Has your breast cancer diagnosis transformed your life or the way you live it?

In soooo many ways! As mentioned above, I think it’s important to celebrate the little things and grab life with both hands, I no longer take anything for granted and feel grateful (most of the time!) for all I have. I appreciate people more, their kindness, their thoughts and their time.

Going through diagnosis and treatment, I found the lack of control quite difficult. It was all out of my hands so now that I can, I plan! I plan to my hearts content, I say yes to adventures and new experiences. I love travel and live music and comedy so even when we’re unsure or think we can’t afford it, I bring out the “Life is short, just buy the ticket!”

I know you are an ambassador for CoppaFeel! How did you become involved with them?

I found out about the charity, CoppaFeel!, shortly after starting treatment and I read all about their mission to prevent the late detection of breast cancer, raising awareness in younger people about the signs and symptoms of breast cancer and the importance of checking their boobs/pecs, knowing their bodies and knowing what to do if any changes happen.  I knew that I wanted to be involved with this in some way to use my story in a positive way.  I signed up to become a volunteer – a boobette as we are more widely known, and even though I dislike public speaking and have always had a lack of confidence, I have spent the last 8 years reminding thousands of people to check their chests!

The boobette programme aims to educate and raise awareness all over the UK by visiting schools, workplaces, community groups etc and I know that many lives have been saved from early detection and treatment.
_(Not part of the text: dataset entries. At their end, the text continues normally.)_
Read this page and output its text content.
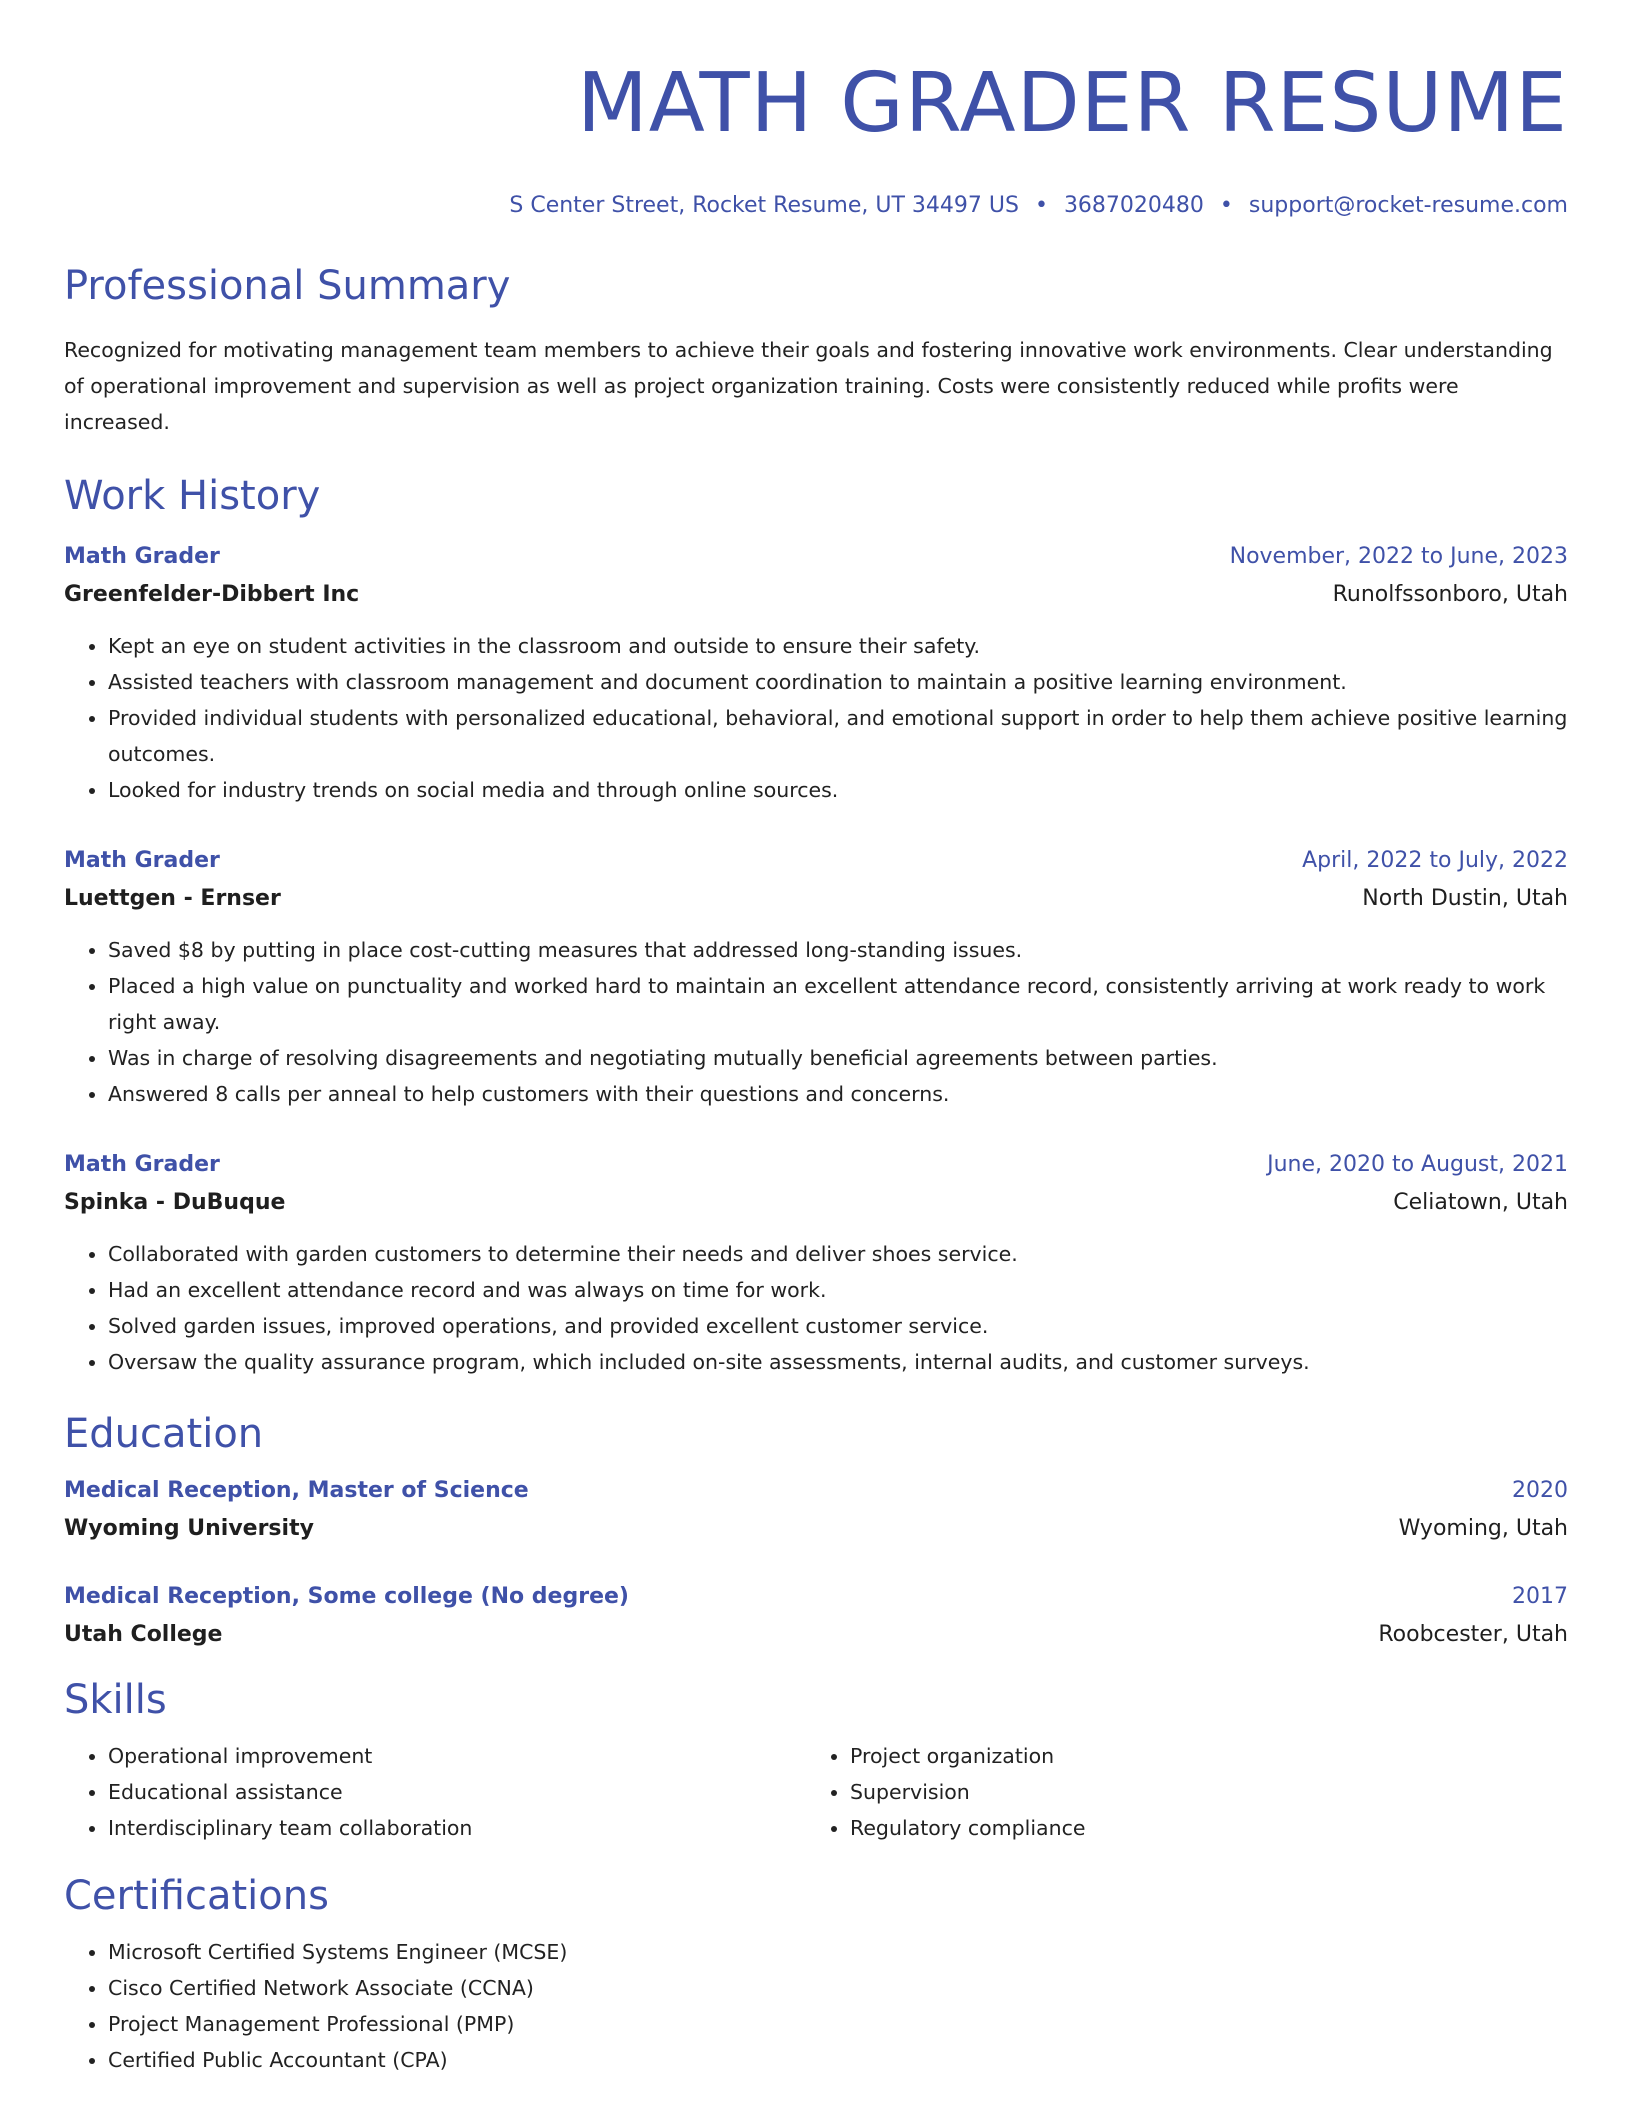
MATH GRADER RESUME
S Center Street, Rocket Resume, UT 34497 US • 3687020480 • support@rocket-resume.com
Professional Summary
Recognized for motivating management team members to achieve their goals and fostering innovative work environments. Clear understanding of operational improvement and supervision as well as project organization training. Costs were consistently reduced while profits were increased.
Work History
Math Grader	November, 2022 to June, 2023
Greenfelder-Dibbert Inc	Runolfssonboro, Utah
• Kept an eye on student activities in the classroom and outside to ensure their safety.
• Assisted teachers with classroom management and document coordination to maintain a positive learning environment.
• Provided individual students with personalized educational, behavioral, and emotional support in order to help them achieve positive learning outcomes.
• Looked for industry trends on social media and through online sources.
Math Grader	April, 2022 to July, 2022
Luettgen - Ernser	North Dustin, Utah
• Saved $8 by putting in place cost-cutting measures that addressed long-standing issues.
• Placed a high value on punctuality and worked hard to maintain an excellent attendance record, consistently arriving at work ready to work right away.
• Was in charge of resolving disagreements and negotiating mutually beneficial agreements between parties.
• Answered 8 calls per anneal to help customers with their questions and concerns.
Math Grader	June, 2020 to August, 2021
Spinka - DuBuque	Celiatown, Utah
• Collaborated with garden customers to determine their needs and deliver shoes service.
• Had an excellent attendance record and was always on time for work.
• Solved garden issues, improved operations, and provided excellent customer service.
• Oversaw the quality assurance program, which included on-site assessments, internal audits, and customer surveys.
Education
Medical Reception, Master of Science	2020
Wyoming University	Wyoming, Utah
Medical Reception, Some college (No degree)	2017
Utah College	Roobcester, Utah
Skills
• Operational improvement
• Educational assistance
• Interdisciplinary team collaboration
• Project organization
• Supervision
• Regulatory compliance
Certifications
• Microsoft Certified Systems Engineer (MCSE)
• Cisco Certified Network Associate (CCNA)
• Project Management Professional (PMP)
• Certified Public Accountant (CPA)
I’ve done presentations, events and festivals talking boobs, I’ve even taken part in a trip to Spain to skinny dip with 100 other women all being supportive of one another!  I did my first (and probably not last) trek with them last year to the Scottish Highlands and have met some really great friends through the charity.

If you could give a piece of advice to anyone reading this, what would it be?

Check your boobs!! Regularly. Get to know your body so that you will know if anything changes and get it checked out.

Also know that everyones are different.  We all have wonky melons – some are just wonkier than others! (buy the fab tshirt to remind you!)